From 1e9692c5512002bb296475d7f68412e0bb6f5749 Mon Sep 17 00:00:00 2001
From: Steven Munroe <munroesj52@gmail.com>
Date: Thu, 15 Sep 2022 19:18:02 -0500
Subject: [PATCH] Resolve FTBFS [Bug 2113609] pveclib in rawhide/f37

The switch to GCC-12 exposed some latent issues in pveclib-1.0.4-4
1) The (accidental) typedef of __float128 over __ieee128 and the cast
of (vector unsigned int *) constants to (vector unsigned __int128 *)
seems to violate strict-aliasing.

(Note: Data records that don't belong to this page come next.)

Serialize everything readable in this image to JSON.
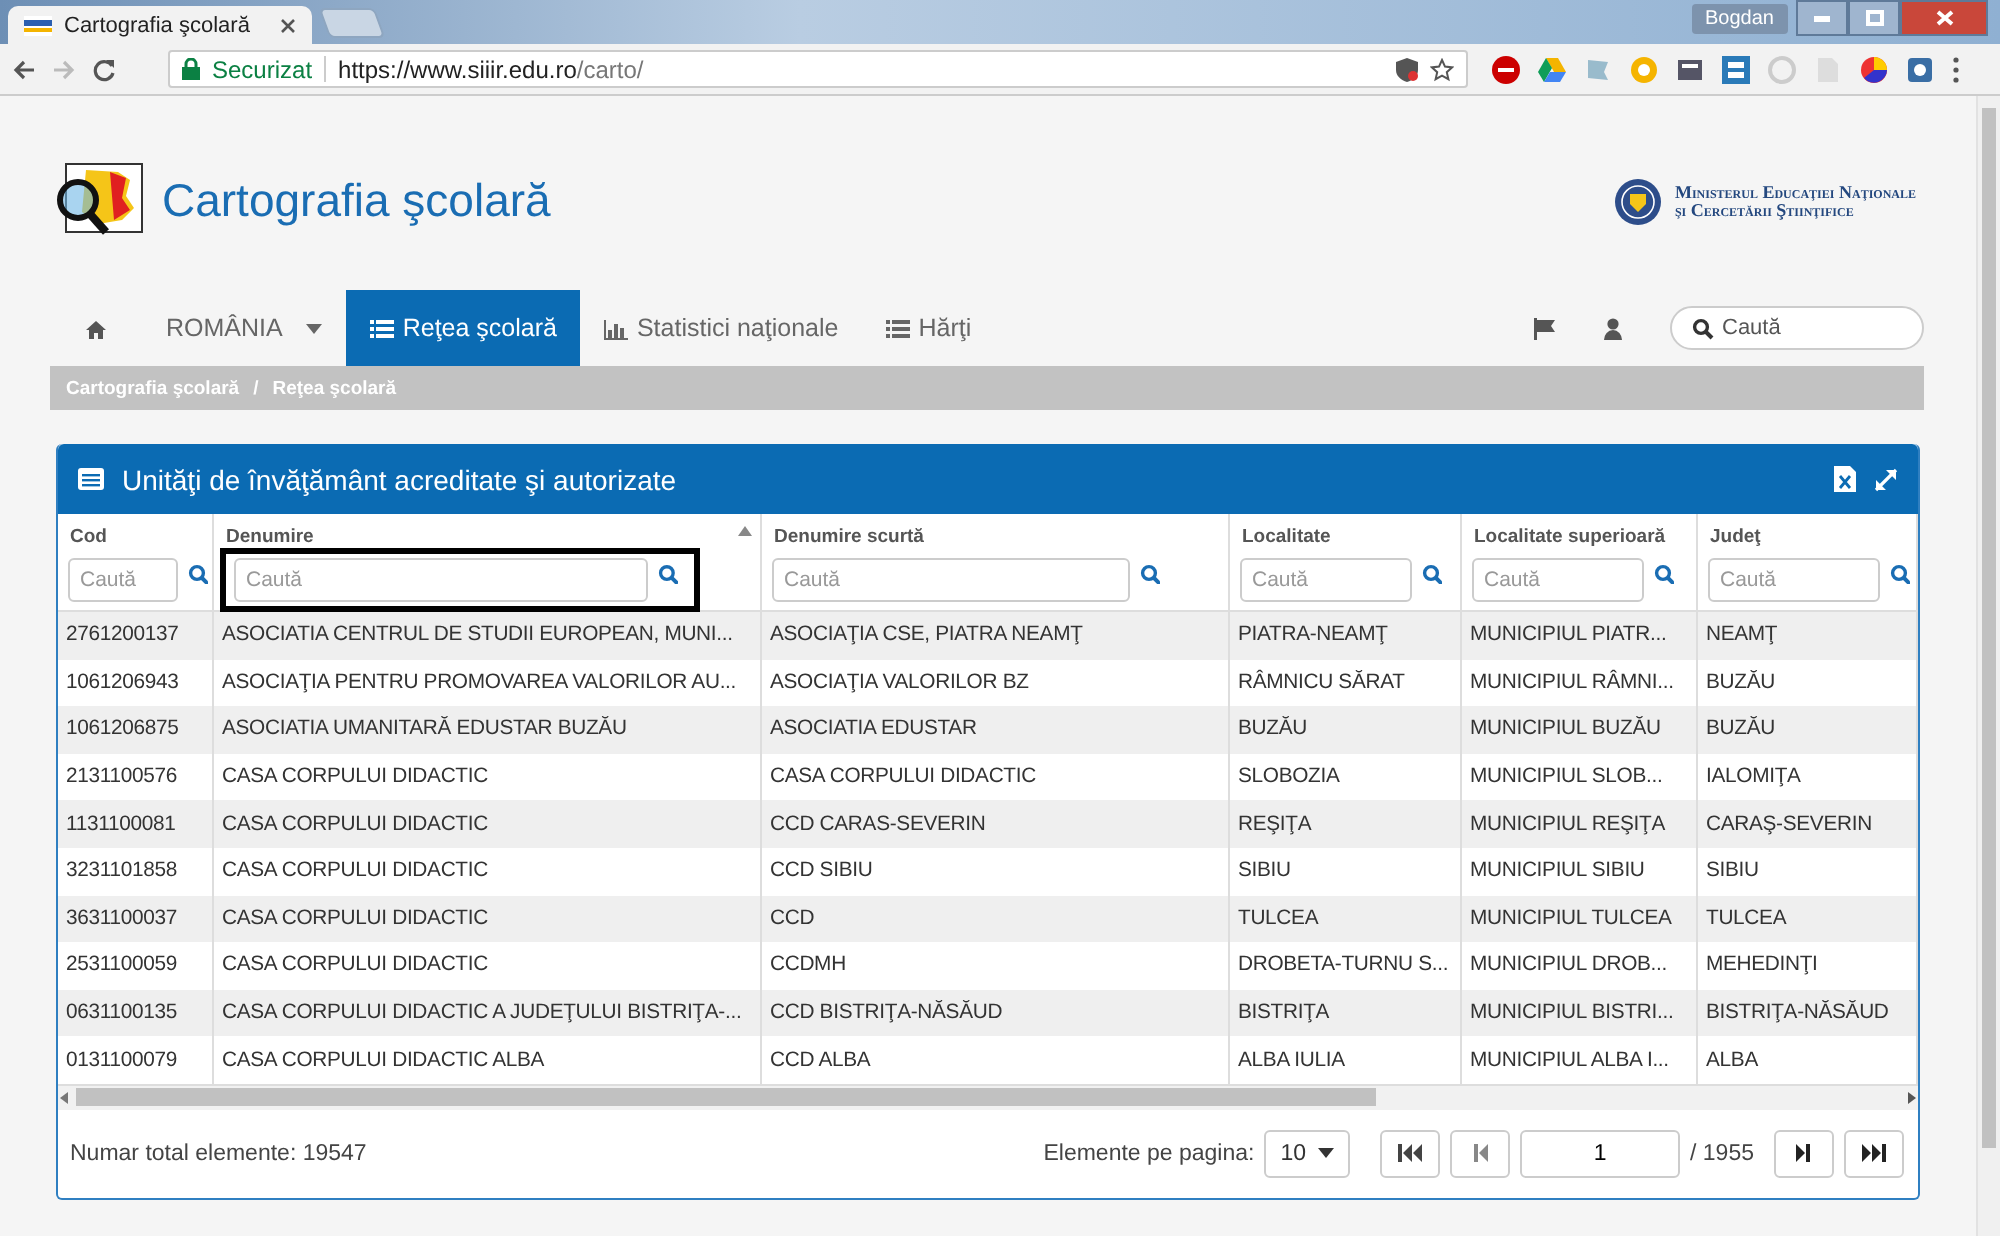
{
  "browser": {
    "tab_title": "Cartografia şcolară",
    "user": "Bogdan",
    "security": "Securizat",
    "url_host": "https://www.siiir.edu.ro",
    "url_path": "/carto/"
  },
  "site": {
    "title": "Cartografia şcolară",
    "ministry": [
      "Ministerul Educaţiei Naţionale",
      "şi Cercetării Ştiinţifice"
    ]
  },
  "nav": {
    "items": [
      {
        "kind": "home",
        "selected": false
      },
      {
        "kind": "dropdown",
        "label": "ROMÂNIA",
        "selected": false
      },
      {
        "kind": "list",
        "label": "Reţea şcolară",
        "selected": true
      },
      {
        "kind": "chart",
        "label": "Statistici naţionale",
        "selected": false
      },
      {
        "kind": "list",
        "label": "Hărţi",
        "selected": false
      }
    ],
    "search_placeholder": "Caută"
  },
  "breadcrumb": {
    "items": [
      "Cartografia şcolară",
      "Reţea şcolară"
    ],
    "separator": "/"
  },
  "panel": {
    "title": "Unităţi de învăţământ acreditate şi autorizate",
    "columns": [
      {
        "label": "Cod",
        "placeholder": "Caută",
        "sorted": false,
        "highlighted": false
      },
      {
        "label": "Denumire",
        "placeholder": "Caută",
        "sorted": true,
        "highlighted": true
      },
      {
        "label": "Denumire scurtă",
        "placeholder": "Caută",
        "sorted": false,
        "highlighted": false
      },
      {
        "label": "Localitate",
        "placeholder": "Caută",
        "sorted": false,
        "highlighted": false
      },
      {
        "label": "Localitate superioară",
        "placeholder": "Caută",
        "sorted": false,
        "highlighted": false
      },
      {
        "label": "Judeţ",
        "placeholder": "Caută",
        "sorted": false,
        "highlighted": false
      }
    ],
    "rows": [
      [
        "2761200137",
        "ASOCIATIA CENTRUL DE STUDII EUROPEAN, MUNI...",
        "ASOCIAŢIA CSE, PIATRA NEAMŢ",
        "PIATRA-NEAMŢ",
        "MUNICIPIUL PIATR...",
        "NEAMŢ"
      ],
      [
        "1061206943",
        "ASOCIAŢIA PENTRU PROMOVAREA VALORILOR AU...",
        "ASOCIAŢIA VALORILOR BZ",
        "RÂMNICU SĂRAT",
        "MUNICIPIUL RÂMNI...",
        "BUZĂU"
      ],
      [
        "1061206875",
        "ASOCIATIA UMANITARĂ EDUSTAR BUZĂU",
        "ASOCIATIA EDUSTAR",
        "BUZĂU",
        "MUNICIPIUL BUZĂU",
        "BUZĂU"
      ],
      [
        "2131100576",
        "CASA CORPULUI DIDACTIC",
        "CASA CORPULUI DIDACTIC",
        "SLOBOZIA",
        "MUNICIPIUL SLOB...",
        "IALOMIŢA"
      ],
      [
        "1131100081",
        "CASA CORPULUI DIDACTIC",
        "CCD CARAS-SEVERIN",
        "REŞIŢA",
        "MUNICIPIUL REŞIŢA",
        "CARAŞ-SEVERIN"
      ],
      [
        "3231101858",
        "CASA CORPULUI DIDACTIC",
        "CCD SIBIU",
        "SIBIU",
        "MUNICIPIUL SIBIU",
        "SIBIU"
      ],
      [
        "3631100037",
        "CASA CORPULUI DIDACTIC",
        "CCD",
        "TULCEA",
        "MUNICIPIUL TULCEA",
        "TULCEA"
      ],
      [
        "2531100059",
        "CASA CORPULUI DIDACTIC",
        "CCDMH",
        "DROBETA-TURNU S...",
        "MUNICIPIUL DROB...",
        "MEHEDINŢI"
      ],
      [
        "0631100135",
        "CASA CORPULUI DIDACTIC A JUDEŢULUI BISTRIŢA-...",
        "CCD BISTRIŢA-NĂSĂUD",
        "BISTRIŢA",
        "MUNICIPIUL BISTRI...",
        "BISTRIŢA-NĂSĂUD"
      ],
      [
        "0131100079",
        "CASA CORPULUI DIDACTIC ALBA",
        "CCD ALBA",
        "ALBA IULIA",
        "MUNICIPIUL ALBA I...",
        "ALBA"
      ]
    ],
    "total": "Numar total elemente: 19547",
    "page_size_label": "Elemente pe pagina:",
    "page_size": "10",
    "page": "1",
    "page_count": "/ 1955"
  }
}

But this is not reported unless
-Wstrict-aliasing=2 is used. The result was silently generating
incorrect code. GCC PR 106755.
2) GCC-12 corrected a long latent problem with vec_cpsgn
(swapped operands). PVECLIB followed the implementation from
previous GCC versions (GCC <= 11). This broke vector float/double
unit tests. GCC PR 101984.
3) The implementation of IEEE Float128 is evolving and various types
(__float128, __ieee128, _Float128, ...) are highly dependent on the
compiler version/options used. The implementation (tries again) to
supports. The API uses __binary128 and avoids _Float128.

	* src/pveclib/vec_f128_ppc.h (__binary128): Define/typedef to
	the quad-precision float type that the support supports.

	* src/pveclib/vec_f32_ppc.h (vec_copysignf32):
	Unless PVECLIB_CPSGN_FIXED is defined, avoid vec_cpsgn.
	* src/pveclib/vec_f64_ppc.h (vec_copysignf64):
	Unless PVECLIB_CPSGN_FIXED is defined, avoid vec_cpsgn.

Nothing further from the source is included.